Saat itu dia dalam hati mengatakan, bahwa sebagai orang Muslimat dirinya sudah jauh hari melakukan tugas itu. “Dalam hati saya berkata, ini saya sudah bertahun-tahun melakukannya Bu…!” kata Fatimah, seperti berbicara dengan ketua umumnya, Khofifah.
Tugas memandikan jenazah sangat mulia. Tugas ini dia lakukan tanpa melihat kondisi jenazah tersebut. Apalagi di musim pandemi Covid-19, tugas ini harus dilakukan meski, misalnya, si jenazah meninggal dunia karena terpapar Covid-19.
Begitu pula bila jenazah kondisinya tidak utuh, seperti jenazah korban kecelakaan, atau seseorang yang melakukan tindakan fatal mengakhiri hidupnya dengan melompat dari gedung tinggi sehingga jenazahnya pun tidak utuh. Namun biasanya jenazah itu sudah dibetulkan lagi oleh dokter atau tenaga medis lain di rumah sakit yang menanganinya sehingga saat dimandikan sudah menyatu. Namun tetap saja belum sempurna seperti saat masih hidup.
Karena itu, pernah suatu ketika dia menolak tugas tersebut sebab kondisi jenazahnya belum sempurna. Namun, rekan-rekannya yang sudah lebih senior berusaha meyakinkan, bahwa, bila tidak mereka yang menanganinya, lalu siapa lagi. Sebab, sudah menjadi tugasnya memandikan jenazah, apa pun kondisinya.
“Mereka menasihati saya. Para senior bilang, memang tugas kita memandikan jenazah, bagaimana pun kondisinya, sebab bila tidak kita, siapa lagi. Kasihan jenazah itu. Akhirnya saya pun mau menanganinya,” ujar Fatimah.
Saat ini Fatimah bekerja bersama 4 rekannya dari Islamic Union.

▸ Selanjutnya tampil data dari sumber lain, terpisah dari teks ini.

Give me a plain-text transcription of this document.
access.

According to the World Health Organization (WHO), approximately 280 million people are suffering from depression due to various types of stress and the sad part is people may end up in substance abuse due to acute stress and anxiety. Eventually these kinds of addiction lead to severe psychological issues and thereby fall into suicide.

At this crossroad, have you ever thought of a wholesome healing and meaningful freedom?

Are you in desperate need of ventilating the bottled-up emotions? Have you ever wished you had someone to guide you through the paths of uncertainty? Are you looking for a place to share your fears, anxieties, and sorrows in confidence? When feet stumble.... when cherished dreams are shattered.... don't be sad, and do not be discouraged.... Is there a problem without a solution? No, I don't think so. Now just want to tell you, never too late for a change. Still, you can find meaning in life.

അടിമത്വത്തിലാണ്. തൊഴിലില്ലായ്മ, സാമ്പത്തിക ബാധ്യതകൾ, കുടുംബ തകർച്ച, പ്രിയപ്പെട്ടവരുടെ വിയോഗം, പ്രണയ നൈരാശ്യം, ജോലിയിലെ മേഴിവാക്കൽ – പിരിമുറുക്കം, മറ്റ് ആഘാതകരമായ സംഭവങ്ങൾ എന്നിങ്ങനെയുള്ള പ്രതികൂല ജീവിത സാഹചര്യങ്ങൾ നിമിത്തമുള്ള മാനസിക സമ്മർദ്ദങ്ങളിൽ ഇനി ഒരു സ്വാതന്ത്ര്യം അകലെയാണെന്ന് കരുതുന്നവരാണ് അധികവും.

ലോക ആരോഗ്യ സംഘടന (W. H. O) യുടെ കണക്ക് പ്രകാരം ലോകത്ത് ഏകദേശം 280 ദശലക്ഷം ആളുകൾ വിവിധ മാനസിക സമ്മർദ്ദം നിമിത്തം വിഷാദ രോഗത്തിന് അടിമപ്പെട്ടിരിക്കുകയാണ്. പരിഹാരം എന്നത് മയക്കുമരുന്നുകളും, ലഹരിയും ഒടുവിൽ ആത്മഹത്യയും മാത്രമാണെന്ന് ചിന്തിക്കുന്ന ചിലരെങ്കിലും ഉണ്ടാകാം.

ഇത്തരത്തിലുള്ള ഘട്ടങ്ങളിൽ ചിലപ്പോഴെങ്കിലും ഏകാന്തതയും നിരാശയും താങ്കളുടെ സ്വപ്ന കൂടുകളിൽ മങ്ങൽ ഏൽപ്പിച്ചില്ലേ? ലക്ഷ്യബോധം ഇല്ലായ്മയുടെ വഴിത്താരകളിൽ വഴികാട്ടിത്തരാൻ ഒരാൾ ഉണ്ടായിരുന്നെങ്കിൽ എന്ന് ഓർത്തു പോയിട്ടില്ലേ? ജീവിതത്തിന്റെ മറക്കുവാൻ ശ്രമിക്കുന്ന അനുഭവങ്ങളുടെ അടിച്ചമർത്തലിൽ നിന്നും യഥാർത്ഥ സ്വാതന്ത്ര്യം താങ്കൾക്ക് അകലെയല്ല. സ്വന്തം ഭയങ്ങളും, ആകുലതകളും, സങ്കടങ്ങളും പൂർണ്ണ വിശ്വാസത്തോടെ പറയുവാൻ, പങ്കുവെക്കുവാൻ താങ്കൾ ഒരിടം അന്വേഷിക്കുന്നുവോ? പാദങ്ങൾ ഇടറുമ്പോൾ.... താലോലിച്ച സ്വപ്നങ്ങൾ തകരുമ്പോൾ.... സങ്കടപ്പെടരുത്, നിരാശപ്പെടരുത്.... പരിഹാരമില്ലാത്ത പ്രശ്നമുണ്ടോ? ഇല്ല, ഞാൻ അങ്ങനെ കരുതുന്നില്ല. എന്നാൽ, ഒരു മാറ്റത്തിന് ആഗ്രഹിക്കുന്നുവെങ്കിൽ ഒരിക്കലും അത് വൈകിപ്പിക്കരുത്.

Mereka adalah Hj Jamilah (84 tahun) yang merupakan Ketua Women Muslim Association Of Hongkong, Hj Latifah, Hj Asiyah, dan Hj Mariam. “Semua usianya sudah kepala 7. Mereka semua warga lokal asli muslim dari lahir. Dan saya usianya paling muda,” katanya.
Fatimah mengatalan, jenazah dengan kondisi tidak utuh banyak menimpa WNI. Bekerja sebagai pekerja migran Indonesia (PMI) di Hongkong termasuk enak sebab gajinya lumayan besar. Namun, banyak pula PMI menghadapi masalah justru di tanah air, seperti suaminya selingkuh, menghabiskan uang hasil jerih payahnya bekerja di negeri orang, dan masih banyak lagi persoalan lain. Mereka yang tidak kuat iman, akhirnya memilih jalan pintas mengakhiri hidupnya dengan sangat tragis.

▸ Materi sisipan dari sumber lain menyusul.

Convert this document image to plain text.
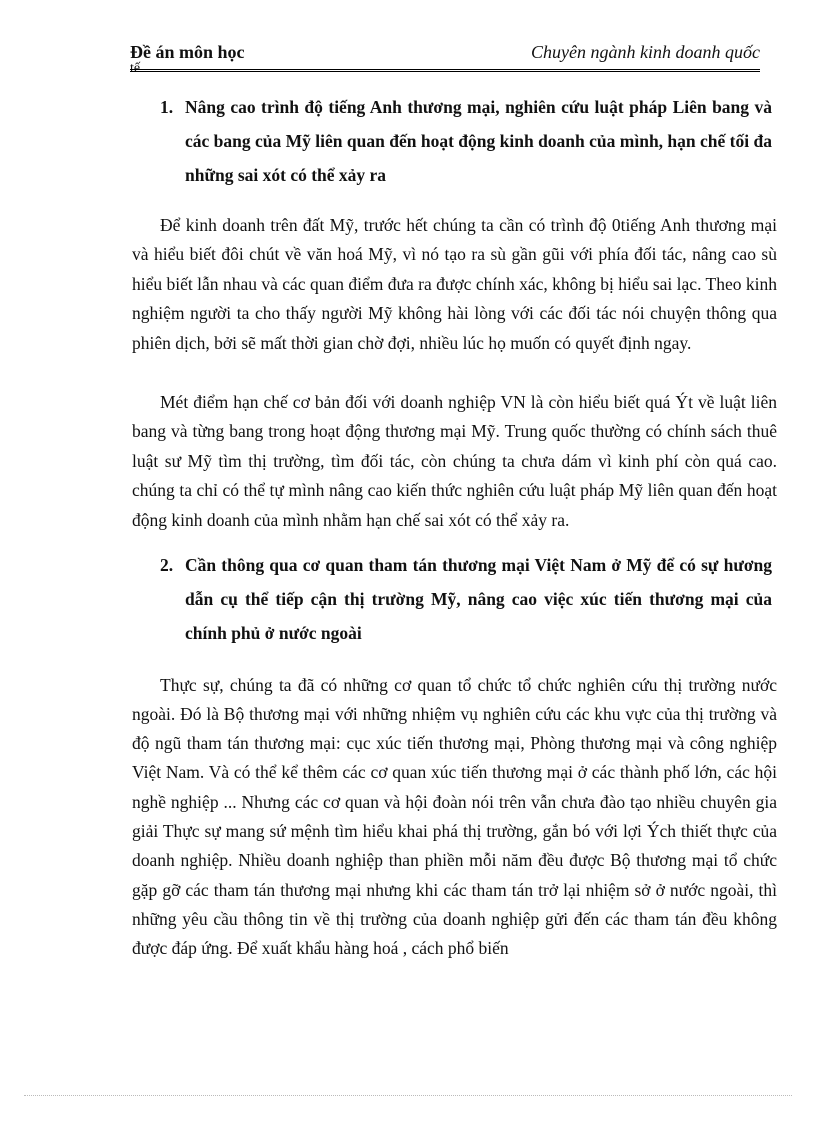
Đề án môn học
tế
Chuyên ngành kinh doanh quốc
1. Nâng cao trình độ tiếng Anh thương mại, nghiên cứu luật pháp Liên bang và các bang của Mỹ liên quan đến hoạt động kinh doanh của mình, hạn chế tối đa những sai xót có thể xảy ra

Để kinh doanh trên đất Mỹ, trước hết chúng ta cần có trình độ 0tiếng Anh thương mại và hiểu biết đôi chút về văn hoá Mỹ, vì nó tạo ra sù gần gũi với phía đối tác, nâng cao sù hiểu biết lẫn nhau và các quan điểm đưa ra được chính xác, không bị hiểu sai lạc. Theo kinh nghiệm người ta cho thấy người Mỹ không hài lòng với các đối tác nói chuyện thông qua phiên dịch, bởi sẽ mất thời gian chờ đợi, nhiều lúc họ muốn có quyết định ngay.

Mét điểm hạn chế cơ bản đối với doanh nghiệp VN là còn hiểu biết quá Ýt về luật liên bang và từng bang trong hoạt động thương mại Mỹ. Trung quốc thường có chính sách thuê luật sư Mỹ tìm thị trường, tìm đối tác, còn chúng ta chưa dám vì kinh phí còn quá cao. chúng ta chỉ có thể tự mình nâng cao kiến thức nghiên cứu luật pháp Mỹ liên quan đến hoạt động kinh doanh của mình nhằm hạn chế sai xót có thể xảy ra.

2. Cần thông qua cơ quan tham tán thương mại Việt Nam ở Mỹ để có sự hương dẫn cụ thể tiếp cận thị trường Mỹ, nâng cao việc xúc tiến thương mại của chính phủ ở nước ngoài

Thực sự, chúng ta đã có những cơ quan tổ chức tổ chức nghiên cứu thị trường nước ngoài. Đó là Bộ thương mại với những nhiệm vụ nghiên cứu các khu vực của thị trường và độ ngũ tham tán thương mại: cục xúc tiến thương mại, Phòng thương mại và công nghiệp Việt Nam. Và có thể kể thêm các cơ quan xúc tiến thương mại ở các thành phố lớn, các hội nghề nghiệp ... Nhưng các cơ quan và hội đoàn nói trên vẫn chưa đào tạo nhiều chuyên gia giải Thực sự mang sứ mệnh tìm hiểu khai phá thị trường, gắn bó với lợi Ých thiết thực của doanh nghiệp. Nhiều doanh nghiệp than phiền mỗi năm đều được Bộ thương mại tổ chức gặp gỡ các tham tán thương mại nhưng khi các tham tán trở lại nhiệm sở ở nước ngoài, thì những yêu cầu thông tin về thị trường của doanh nghiệp gửi đến các tham tán đều không được đáp ứng. Để xuất khẩu hàng hoá , cách phổ biến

“Mereka terbang dari gedung tinggi dan akhirnya meninggal. Kami juga banyak menangani masalah-masalah PMI semacam itu,” katanya.
Seperti ajaran Islam, jenazah harus segera dimakamkan setelah yang bersangkutan meninggal dunia. Namun, dalam beberapa kasus, ada jenazah yang lama menunggu proses hukum atau proses administrasi, sehingga dimasukkan dulu ke dalam lemari es selama beberapa hari sampai ada kejelasan status jenazah tersebut. “Kasihan, kan. Secara umum butuh waktu seminggu,” katanya.
Dia juga teringat saat menangani jenazah WNI untuk dimakamkan di tanah air. Jenazah WNI tersebut sudah mendapat keterangan resmi negatif Covid-19 di Hongkong, tapi yang jadi masalah saat tiba di Indonesia ternyata harus dimakamkan dengan protokol Covid-19. “Jadi, kasihan keluarganya di Indonesia,” katanya.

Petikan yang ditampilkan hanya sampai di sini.